(I am not sure this is a philosophical question, and this is not really a philosophical answer. But I think it is close enough.)
One answer from psychology is meditation of various kinds. From a certain Dialectical-Behaviorist perspective, we think we are immortal because we identify with the 'talking' mind, which rationalizes the frailty of the body away, as defense of its own territory. (When left entirely to its own, the 'talking mind' makes us all Platonists, convinced that it is itself going to survive beyond this world.)
If that is the case, then we come back into rational contemplation of our mortality, not when we are thinking about it consciously, but when we are fully immersed in physical sensation and not abstracted away. For instance, when we notice that the water does not feel exactly the same way it did when we were children, and we let that unconscious awareness sit with us. This takes place most directly when we purposely pursue and sit in Lacan's 'Real' or Winograd's 'thrownness' as versions of Heidegger's 'Dasein', moving away from purpose and intention viewing the related feeling of 'readyiness-to-hand' objectively and insisting upon dismissing it immediately. (Basically a demystified view of ordinary mediation as it appears almost everywhere. But not the kind that makes the experience of time 'fly'. The kind that makes it feel like time is very slow.)
For those for whom straightforward meditation by physical immersion is difficult, various cultures have proposed forced meditation, using a substance that pushes the conscious mind into the background, and pulls us forward into the sensory apparatus and the distortions of memory directly. Among those that often increase awareness of mortality are low doses of mescaline, which raises subconscious images of death and morose contemplations directly, and dimethyltriptamine, which creates otherworldly waking-dream style presentations of our experience and memories for the affected individual to learn how to navigate.
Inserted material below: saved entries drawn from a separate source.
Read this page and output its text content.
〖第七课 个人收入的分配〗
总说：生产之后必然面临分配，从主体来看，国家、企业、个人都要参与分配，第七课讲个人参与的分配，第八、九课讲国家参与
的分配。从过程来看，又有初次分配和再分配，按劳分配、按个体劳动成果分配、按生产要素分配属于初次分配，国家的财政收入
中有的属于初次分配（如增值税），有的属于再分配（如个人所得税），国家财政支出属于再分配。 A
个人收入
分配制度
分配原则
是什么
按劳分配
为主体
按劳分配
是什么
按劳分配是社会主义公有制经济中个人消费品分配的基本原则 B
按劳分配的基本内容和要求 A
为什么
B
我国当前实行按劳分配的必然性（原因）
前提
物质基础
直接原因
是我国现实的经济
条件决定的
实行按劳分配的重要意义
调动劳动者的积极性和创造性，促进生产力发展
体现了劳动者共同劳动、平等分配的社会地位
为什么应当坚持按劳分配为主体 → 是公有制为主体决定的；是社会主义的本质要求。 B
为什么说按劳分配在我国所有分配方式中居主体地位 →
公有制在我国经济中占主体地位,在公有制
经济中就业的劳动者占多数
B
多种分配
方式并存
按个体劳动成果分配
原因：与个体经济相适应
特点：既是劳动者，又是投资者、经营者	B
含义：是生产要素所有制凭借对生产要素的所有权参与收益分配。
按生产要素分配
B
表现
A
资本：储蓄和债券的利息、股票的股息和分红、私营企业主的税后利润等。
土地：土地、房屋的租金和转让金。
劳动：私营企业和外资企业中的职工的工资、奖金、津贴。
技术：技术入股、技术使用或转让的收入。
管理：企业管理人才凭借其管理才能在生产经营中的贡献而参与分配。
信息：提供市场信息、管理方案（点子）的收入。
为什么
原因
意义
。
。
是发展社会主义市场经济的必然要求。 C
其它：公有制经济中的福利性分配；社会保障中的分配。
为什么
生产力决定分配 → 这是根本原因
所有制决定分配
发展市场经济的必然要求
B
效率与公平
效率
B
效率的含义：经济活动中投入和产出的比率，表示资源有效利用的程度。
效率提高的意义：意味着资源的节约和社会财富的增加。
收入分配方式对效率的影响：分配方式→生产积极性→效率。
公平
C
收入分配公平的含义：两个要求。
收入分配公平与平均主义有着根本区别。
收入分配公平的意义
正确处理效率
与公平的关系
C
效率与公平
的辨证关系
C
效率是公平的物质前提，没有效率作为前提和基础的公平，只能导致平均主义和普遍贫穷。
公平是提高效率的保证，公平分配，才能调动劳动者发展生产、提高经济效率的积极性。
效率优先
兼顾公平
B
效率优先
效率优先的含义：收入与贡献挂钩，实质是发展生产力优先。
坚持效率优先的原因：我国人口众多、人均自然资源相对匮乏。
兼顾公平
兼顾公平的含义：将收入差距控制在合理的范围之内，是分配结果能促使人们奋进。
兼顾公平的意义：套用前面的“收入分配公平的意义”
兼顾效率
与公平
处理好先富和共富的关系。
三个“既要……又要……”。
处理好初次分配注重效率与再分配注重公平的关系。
This theory is one of the reasons that those with terminal illness are sometimes introduced to psilocybin to reduce their fear of death. If they have not taken these other substances when they were younger, direct contact with reminders of death is not productive. But pulling their awareness into a more pure sensualism helps them psychologically even if due to their illnesses, the resulting sensations and experiences are not positive.